When I read that, my thought process is simply that the caption ought to say, "Teresa Heinz Kerry, on why she will never, ever be nominated to run for public office."

Hitchens goes on to say that he's talked to numerous other liberals who are secretly hoping that disaster strikes in order to embarrass the president. But there's a reason no politician goes on the record saying such things: it's the sort of off-handed hyperbole that plenty of partisans regularly grumble about behind the scenes. I am certain that there have been some Republicans out there making flippant comments like, "If al Qaeda hits us again, we've got four more years." It's not that the really hope for the deaths of more Americans, it's that they're really, really invested in being correct.

I don't know the context (though neither, clearly, does Hitchens), but Heinz Kerry's quote seems to me to reflect more on her low regard for the Bush administration than anything else. I'll excuse her, as she's not a politician, for being careless in her verbiage. At the same time, she didn't say that she suspected it was the case.

As I enter her words into Google, it's interesting where it primarily pops up: The Washington Times, RightNation.us, The New York Post… could it be that Hitchens is jumping on the conservative bandwagon in pushing this insipid quote into the daylight?

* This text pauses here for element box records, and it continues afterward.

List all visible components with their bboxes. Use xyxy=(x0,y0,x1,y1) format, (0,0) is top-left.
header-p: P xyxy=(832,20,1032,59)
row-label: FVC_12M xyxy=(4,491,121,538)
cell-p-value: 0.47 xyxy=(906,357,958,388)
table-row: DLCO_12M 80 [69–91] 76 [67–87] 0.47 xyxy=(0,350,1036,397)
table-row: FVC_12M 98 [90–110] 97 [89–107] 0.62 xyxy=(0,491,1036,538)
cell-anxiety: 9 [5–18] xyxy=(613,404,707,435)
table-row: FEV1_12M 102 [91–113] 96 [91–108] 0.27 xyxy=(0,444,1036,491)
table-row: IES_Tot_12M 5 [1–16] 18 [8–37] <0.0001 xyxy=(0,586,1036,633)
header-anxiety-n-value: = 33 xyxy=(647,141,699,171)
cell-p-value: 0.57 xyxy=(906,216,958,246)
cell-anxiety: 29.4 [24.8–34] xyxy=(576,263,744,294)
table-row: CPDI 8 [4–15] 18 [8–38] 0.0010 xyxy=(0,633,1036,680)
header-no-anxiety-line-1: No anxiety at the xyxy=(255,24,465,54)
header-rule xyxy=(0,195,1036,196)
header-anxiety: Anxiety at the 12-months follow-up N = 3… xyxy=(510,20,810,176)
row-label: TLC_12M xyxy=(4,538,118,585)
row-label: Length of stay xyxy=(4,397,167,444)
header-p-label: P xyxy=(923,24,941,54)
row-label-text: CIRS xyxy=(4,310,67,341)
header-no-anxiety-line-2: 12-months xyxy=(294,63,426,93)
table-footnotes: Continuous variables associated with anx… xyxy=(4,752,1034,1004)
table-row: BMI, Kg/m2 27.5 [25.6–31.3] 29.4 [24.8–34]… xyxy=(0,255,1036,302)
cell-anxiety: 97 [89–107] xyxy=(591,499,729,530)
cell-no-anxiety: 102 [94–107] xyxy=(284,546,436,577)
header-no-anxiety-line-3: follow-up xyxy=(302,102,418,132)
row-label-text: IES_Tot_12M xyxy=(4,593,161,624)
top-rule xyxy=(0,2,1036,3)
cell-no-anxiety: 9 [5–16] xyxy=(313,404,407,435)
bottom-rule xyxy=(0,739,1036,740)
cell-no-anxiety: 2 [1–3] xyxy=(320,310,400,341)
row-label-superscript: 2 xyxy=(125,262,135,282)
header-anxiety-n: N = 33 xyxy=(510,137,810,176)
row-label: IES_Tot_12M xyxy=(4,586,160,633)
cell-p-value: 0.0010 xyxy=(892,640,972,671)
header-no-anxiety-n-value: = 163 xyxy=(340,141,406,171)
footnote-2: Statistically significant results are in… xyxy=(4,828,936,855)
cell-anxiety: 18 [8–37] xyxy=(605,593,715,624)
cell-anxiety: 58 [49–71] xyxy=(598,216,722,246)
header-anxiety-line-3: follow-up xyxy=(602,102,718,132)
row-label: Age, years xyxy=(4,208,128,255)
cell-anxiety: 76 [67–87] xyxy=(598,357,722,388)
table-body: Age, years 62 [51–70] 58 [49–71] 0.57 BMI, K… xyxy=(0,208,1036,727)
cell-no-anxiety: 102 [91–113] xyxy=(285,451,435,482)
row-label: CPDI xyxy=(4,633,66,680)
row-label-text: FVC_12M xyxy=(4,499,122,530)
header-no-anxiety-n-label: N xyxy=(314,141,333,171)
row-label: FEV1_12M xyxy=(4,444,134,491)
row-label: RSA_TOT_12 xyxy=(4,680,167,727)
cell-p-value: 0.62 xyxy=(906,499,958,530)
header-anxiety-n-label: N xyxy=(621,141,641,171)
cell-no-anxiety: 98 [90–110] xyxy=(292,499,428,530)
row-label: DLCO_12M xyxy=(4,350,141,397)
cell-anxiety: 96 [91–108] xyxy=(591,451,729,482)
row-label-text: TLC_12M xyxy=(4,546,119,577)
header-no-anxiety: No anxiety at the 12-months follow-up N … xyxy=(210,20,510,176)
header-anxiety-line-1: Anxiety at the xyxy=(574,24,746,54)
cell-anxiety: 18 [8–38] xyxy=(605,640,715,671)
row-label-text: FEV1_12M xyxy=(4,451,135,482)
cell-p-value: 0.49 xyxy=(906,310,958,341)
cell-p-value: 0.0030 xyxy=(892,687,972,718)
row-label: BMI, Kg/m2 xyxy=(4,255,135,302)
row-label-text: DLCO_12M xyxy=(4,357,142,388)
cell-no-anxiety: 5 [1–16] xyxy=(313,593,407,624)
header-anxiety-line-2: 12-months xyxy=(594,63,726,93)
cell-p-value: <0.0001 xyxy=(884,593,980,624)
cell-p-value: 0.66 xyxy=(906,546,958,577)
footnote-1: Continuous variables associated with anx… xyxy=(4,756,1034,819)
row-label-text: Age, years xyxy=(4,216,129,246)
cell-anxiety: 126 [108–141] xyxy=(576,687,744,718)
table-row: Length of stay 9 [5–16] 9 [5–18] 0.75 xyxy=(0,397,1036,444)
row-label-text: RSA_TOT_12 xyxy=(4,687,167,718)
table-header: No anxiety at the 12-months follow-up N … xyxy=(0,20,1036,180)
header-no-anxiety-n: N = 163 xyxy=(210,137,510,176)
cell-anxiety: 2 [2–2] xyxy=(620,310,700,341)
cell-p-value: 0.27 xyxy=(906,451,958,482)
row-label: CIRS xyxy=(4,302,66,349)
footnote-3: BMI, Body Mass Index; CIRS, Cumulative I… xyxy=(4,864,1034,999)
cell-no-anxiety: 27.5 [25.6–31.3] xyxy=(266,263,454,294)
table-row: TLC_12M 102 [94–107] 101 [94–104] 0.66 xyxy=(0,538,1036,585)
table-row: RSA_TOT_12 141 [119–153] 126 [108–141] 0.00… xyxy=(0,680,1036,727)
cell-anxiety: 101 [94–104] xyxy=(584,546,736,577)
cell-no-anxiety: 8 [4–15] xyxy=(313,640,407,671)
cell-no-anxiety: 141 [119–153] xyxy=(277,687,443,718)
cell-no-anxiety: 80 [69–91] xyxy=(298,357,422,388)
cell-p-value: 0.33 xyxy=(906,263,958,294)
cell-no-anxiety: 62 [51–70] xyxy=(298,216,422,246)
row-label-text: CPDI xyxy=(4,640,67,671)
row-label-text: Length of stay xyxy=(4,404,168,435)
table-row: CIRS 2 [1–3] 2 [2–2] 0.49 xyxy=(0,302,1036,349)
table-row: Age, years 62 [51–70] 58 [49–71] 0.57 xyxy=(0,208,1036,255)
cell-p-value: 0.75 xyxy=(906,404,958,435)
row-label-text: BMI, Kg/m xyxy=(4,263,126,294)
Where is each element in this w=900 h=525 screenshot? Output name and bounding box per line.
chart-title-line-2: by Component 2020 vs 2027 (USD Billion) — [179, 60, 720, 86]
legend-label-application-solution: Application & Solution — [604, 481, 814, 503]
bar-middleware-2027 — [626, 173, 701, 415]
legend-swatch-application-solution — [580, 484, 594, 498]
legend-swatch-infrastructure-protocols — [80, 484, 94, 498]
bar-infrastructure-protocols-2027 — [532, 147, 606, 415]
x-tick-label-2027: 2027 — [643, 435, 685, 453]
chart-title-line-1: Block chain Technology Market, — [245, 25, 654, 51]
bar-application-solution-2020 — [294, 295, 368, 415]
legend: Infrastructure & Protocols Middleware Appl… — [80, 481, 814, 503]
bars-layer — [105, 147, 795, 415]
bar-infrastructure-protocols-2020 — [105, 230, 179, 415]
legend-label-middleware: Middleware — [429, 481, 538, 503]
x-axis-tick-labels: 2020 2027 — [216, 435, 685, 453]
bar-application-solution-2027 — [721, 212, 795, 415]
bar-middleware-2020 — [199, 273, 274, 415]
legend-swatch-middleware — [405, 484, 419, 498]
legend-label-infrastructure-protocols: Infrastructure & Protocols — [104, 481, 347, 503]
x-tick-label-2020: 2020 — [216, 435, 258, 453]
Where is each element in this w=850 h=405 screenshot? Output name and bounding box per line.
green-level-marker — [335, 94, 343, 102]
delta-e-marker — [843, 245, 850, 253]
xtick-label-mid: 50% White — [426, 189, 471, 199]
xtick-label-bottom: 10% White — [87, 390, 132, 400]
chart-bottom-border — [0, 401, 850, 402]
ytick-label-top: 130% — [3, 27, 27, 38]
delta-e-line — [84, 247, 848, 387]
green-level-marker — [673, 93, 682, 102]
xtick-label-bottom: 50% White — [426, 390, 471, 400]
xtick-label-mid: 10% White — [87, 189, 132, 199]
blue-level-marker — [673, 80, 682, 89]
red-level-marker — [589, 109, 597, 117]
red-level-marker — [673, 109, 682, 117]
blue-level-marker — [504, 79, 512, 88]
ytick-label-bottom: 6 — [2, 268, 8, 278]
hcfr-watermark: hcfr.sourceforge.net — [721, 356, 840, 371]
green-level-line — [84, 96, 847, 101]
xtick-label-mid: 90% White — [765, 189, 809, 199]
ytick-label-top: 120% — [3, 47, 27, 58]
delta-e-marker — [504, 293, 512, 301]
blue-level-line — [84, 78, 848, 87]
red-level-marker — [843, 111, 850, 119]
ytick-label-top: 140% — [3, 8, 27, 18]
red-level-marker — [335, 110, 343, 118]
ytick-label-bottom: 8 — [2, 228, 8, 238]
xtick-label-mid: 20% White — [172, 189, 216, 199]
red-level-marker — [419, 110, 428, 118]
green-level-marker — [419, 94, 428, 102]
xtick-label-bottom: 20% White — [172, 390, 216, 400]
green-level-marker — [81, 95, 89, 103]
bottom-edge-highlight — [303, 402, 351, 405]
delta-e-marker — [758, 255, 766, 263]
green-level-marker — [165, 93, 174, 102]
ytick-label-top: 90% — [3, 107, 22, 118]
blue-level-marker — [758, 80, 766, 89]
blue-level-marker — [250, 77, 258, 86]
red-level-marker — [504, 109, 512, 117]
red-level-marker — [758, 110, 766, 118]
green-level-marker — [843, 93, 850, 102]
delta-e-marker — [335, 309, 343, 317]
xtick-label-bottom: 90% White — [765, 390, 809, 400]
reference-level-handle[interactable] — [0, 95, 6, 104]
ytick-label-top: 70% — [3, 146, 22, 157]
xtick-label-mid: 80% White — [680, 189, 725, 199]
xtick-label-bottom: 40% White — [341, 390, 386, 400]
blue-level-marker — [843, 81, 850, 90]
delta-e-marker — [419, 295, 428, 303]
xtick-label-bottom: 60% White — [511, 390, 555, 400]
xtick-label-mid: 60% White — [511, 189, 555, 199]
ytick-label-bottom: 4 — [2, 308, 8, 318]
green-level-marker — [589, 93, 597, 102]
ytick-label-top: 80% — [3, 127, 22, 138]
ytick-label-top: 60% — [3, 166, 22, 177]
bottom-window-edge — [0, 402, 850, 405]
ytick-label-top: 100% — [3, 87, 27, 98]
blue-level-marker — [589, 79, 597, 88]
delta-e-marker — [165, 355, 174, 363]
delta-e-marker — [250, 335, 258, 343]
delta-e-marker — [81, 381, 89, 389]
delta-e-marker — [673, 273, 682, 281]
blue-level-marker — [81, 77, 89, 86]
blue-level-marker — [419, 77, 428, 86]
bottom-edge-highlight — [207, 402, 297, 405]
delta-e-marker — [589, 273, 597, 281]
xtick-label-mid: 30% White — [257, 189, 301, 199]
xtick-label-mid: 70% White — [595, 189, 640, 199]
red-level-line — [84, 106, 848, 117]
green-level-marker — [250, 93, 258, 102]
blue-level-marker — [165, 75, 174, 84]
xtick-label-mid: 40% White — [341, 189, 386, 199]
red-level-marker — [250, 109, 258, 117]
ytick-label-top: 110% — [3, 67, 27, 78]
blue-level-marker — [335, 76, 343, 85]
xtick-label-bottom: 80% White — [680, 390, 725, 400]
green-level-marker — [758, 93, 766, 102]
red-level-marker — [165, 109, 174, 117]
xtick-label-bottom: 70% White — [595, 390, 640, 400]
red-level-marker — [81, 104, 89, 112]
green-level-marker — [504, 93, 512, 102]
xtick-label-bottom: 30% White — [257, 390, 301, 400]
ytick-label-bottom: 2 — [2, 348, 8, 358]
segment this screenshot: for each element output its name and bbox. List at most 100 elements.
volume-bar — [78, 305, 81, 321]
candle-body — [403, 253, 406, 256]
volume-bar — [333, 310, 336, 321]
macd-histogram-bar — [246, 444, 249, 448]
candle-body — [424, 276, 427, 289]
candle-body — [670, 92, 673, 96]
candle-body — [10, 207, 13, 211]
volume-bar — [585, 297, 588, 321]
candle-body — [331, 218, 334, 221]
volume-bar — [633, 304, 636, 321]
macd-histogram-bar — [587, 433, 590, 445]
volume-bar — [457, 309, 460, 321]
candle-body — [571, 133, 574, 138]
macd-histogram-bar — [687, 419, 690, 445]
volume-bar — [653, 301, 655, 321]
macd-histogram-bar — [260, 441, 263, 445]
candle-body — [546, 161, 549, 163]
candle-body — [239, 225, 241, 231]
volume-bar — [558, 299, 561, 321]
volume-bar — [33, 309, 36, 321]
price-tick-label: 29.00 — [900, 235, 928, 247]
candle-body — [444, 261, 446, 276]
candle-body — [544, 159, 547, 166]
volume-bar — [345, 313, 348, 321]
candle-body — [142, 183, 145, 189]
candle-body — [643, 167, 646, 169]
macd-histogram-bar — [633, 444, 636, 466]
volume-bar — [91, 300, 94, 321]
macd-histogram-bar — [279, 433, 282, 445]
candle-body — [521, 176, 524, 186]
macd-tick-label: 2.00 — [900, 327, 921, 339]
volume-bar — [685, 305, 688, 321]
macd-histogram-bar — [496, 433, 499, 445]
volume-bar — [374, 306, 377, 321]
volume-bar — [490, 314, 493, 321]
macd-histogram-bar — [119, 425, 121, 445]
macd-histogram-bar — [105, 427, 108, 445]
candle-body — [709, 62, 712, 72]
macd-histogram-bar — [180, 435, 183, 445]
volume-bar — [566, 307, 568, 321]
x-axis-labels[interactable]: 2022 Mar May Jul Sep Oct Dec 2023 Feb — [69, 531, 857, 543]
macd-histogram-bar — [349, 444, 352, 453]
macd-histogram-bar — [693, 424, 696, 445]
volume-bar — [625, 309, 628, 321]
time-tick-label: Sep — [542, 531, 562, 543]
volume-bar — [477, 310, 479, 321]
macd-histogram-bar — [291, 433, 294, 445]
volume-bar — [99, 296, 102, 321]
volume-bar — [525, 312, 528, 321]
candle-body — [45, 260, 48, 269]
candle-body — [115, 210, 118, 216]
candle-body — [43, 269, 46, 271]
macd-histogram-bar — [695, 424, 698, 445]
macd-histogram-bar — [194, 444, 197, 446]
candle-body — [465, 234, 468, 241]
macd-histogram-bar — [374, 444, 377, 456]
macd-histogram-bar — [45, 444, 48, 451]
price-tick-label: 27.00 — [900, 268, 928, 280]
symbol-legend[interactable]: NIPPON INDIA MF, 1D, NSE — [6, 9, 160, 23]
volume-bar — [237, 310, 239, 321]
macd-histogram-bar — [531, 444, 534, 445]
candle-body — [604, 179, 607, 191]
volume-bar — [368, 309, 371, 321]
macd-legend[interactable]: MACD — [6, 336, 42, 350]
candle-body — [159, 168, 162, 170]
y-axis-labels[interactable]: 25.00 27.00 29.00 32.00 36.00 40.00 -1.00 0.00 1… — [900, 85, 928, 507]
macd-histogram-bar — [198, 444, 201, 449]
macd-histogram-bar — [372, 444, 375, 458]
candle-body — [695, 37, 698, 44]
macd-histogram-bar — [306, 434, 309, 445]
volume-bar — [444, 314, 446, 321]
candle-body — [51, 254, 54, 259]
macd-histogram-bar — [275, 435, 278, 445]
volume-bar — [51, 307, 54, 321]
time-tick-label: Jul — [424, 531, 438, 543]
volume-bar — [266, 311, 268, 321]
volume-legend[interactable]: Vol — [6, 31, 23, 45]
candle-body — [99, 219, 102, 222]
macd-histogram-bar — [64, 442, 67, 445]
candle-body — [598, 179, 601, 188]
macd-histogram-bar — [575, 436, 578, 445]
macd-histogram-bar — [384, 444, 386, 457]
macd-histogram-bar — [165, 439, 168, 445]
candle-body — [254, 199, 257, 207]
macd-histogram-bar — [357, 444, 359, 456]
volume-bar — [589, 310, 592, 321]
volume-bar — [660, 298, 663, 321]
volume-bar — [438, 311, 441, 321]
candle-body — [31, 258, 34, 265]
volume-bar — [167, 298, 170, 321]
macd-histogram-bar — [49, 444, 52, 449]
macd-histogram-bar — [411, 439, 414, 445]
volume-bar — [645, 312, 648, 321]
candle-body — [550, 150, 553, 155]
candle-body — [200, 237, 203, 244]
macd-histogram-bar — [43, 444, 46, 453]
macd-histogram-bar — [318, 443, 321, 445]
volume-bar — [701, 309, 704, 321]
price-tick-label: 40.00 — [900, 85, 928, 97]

I happen to know that this is not an instance of loose lips. She has heard that very remark being made by senior Democrats, and—which is worse—she has not heard anyone in her circle respond to it by saying, "Don't be so bloody stupid."… Since then, I've heard it said seriously or semiseriously, by responsible and liberal people who ought to know better, all over the place.
It says so much for his reputation that a man I just saw on television the other day defending the Swift Boat Veterans for Truth allegations (a la Bob Dole) is criticizing Michael Moore-esque reactionaries and unnamed Democratic Party leaders desperate to win power for muttering indefensible allegations behind the scenes. (Aside: I agree, and have said in the past, that Kerry deserves some slack for making those aspects of his record a focus of his campaign. I disagree that his "asking for it" demands more responsibility than those who appear to be slandering him, but some responsibility does lie with Kerry for asking voters to focus on image over substance.)